You merely look after it for the next generation”
The reason it struck me so was a conversation I had had in Maruranau just a week or two previous. I will try to set the scene. B and I are driving around the Deep South on the Quest of the Holy Sewing Project. We have had a hot and spine-frottingly uncomfortable morning. We stop in with Adrian the Headteacher’s parents, even though we have barely met them, just because we want a break from stiff and awkward conversations. Adrian’s dad welcomes us like old friends, seating us on sawn-off log stools. He sends a man up a tree to fetch coconuts. He climbs using a figure of eight loop of cloth twisted round his feet, which he jumps up the trunk. The machete tucked down his back doesn’t seem to bother him. He lowers a huge bunch of coconuts. Adrian’s dad slices the top off and passes them on to be drunk, one, two, three each. The young green coconuts have only a thin, eggwhite-soft meat. He hatchets them in half and we scrape that out with a spoon.

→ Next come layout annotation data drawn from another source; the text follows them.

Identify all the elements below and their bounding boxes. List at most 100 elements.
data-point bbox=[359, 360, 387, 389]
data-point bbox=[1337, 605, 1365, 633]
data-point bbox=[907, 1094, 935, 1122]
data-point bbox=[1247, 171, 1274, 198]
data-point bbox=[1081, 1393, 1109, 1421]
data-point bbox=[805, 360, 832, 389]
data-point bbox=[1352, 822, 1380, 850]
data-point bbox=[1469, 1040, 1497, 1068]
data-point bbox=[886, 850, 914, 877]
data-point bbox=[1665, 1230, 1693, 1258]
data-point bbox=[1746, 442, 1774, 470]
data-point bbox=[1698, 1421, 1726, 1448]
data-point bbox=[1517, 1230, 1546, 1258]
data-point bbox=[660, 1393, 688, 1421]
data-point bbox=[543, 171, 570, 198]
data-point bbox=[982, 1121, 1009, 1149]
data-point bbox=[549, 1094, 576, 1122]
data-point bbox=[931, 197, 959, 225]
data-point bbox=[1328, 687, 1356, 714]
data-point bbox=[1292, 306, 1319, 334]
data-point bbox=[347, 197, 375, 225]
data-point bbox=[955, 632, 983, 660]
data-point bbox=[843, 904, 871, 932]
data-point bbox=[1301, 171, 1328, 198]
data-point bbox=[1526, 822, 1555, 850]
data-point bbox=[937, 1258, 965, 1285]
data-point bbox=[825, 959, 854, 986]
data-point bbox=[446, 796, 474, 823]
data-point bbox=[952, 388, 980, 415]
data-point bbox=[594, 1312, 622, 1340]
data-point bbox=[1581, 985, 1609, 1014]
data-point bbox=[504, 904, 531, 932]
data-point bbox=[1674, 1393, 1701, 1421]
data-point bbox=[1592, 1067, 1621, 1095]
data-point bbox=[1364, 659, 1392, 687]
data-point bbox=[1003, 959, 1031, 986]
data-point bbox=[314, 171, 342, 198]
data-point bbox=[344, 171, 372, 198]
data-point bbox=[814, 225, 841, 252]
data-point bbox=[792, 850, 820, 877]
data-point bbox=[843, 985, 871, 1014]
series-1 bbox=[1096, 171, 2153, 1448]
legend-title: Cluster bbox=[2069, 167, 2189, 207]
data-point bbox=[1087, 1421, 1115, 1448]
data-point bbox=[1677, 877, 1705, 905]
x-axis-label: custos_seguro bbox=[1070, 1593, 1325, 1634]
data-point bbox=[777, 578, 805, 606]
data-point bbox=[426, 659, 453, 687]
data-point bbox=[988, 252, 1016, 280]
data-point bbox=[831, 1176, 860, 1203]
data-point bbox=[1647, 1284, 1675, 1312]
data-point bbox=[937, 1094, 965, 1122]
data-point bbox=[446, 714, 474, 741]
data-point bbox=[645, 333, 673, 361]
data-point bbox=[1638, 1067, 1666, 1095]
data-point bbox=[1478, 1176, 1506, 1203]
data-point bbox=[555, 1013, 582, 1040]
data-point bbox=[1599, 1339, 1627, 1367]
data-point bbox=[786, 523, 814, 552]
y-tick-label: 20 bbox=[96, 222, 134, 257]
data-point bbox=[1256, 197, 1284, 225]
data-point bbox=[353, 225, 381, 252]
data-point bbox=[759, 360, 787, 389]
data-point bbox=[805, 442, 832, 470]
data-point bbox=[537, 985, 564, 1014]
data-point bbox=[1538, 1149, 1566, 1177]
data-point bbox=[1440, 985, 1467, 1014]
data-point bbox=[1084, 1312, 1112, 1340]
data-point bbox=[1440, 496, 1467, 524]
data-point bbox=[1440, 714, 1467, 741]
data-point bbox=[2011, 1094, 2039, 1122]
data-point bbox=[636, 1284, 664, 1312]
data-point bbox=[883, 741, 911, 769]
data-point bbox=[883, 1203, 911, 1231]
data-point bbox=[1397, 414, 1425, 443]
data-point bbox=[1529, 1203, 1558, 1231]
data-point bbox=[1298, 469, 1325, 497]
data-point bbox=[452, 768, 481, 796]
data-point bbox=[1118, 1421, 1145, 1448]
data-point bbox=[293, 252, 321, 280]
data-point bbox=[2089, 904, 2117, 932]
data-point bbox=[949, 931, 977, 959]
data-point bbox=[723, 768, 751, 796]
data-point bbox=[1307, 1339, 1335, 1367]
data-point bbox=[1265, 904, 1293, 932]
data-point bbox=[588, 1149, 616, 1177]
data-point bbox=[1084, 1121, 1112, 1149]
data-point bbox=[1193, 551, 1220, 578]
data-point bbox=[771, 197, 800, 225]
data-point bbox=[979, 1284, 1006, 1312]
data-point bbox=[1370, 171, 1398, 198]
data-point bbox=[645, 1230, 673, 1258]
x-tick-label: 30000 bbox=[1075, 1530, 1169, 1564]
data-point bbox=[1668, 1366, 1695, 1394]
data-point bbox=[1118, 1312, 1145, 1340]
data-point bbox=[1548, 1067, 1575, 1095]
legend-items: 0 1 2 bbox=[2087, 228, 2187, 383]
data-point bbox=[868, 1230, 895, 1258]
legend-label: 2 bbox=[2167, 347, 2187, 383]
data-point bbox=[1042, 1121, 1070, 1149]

We sit chatting of Aishalton, the Deep South Games, education and home. He tells us he has been preparing the ground for a full year now to plant a whole new set of coconut palms. He digs a hole 3 foot square by three foot deep, and fills it with compost. Watering regularly through the dry months, he keeps compressing and composting, compressing and composting. He fences to prevent the pigs scoffing all the compost. The crucial decision comes around May, when he must judge whether the rainy season is really set in. Plant too early and the coconut palm will die from insufficient water. Too late and it will not have a chance to mature as it needs to before the next dry season kills it off altogether.
His house is built for impermanence: mud brick and wood and thatch. Why would he collect money? The nearest bank is 6 rough and expensive hours away. The Guyanese dollar is a soft currency and few would bank on its worth. What expensive possessions would survive here? Electrics quickly die from the damp. Jewellery seems rather pointless when one is constantly grubby and scruffy and clothes never get clean. If it’s mouldable, rustable, or has any problems coping with heat, water, insects or being stomped on, forget it.
So he plants these coconut palms as the legacy for his grandchildren. It’s simple but genius. Doesn’t need replanting every few years, doesn’t need tending, isn’t susceptible to any of the listed attritions, and gives food, drink, shelter and roofing. When it comes to the crunch, which is more use? Somehow Adrian’s dad and his coconut palms make absolute nonsense of Patek Philippe.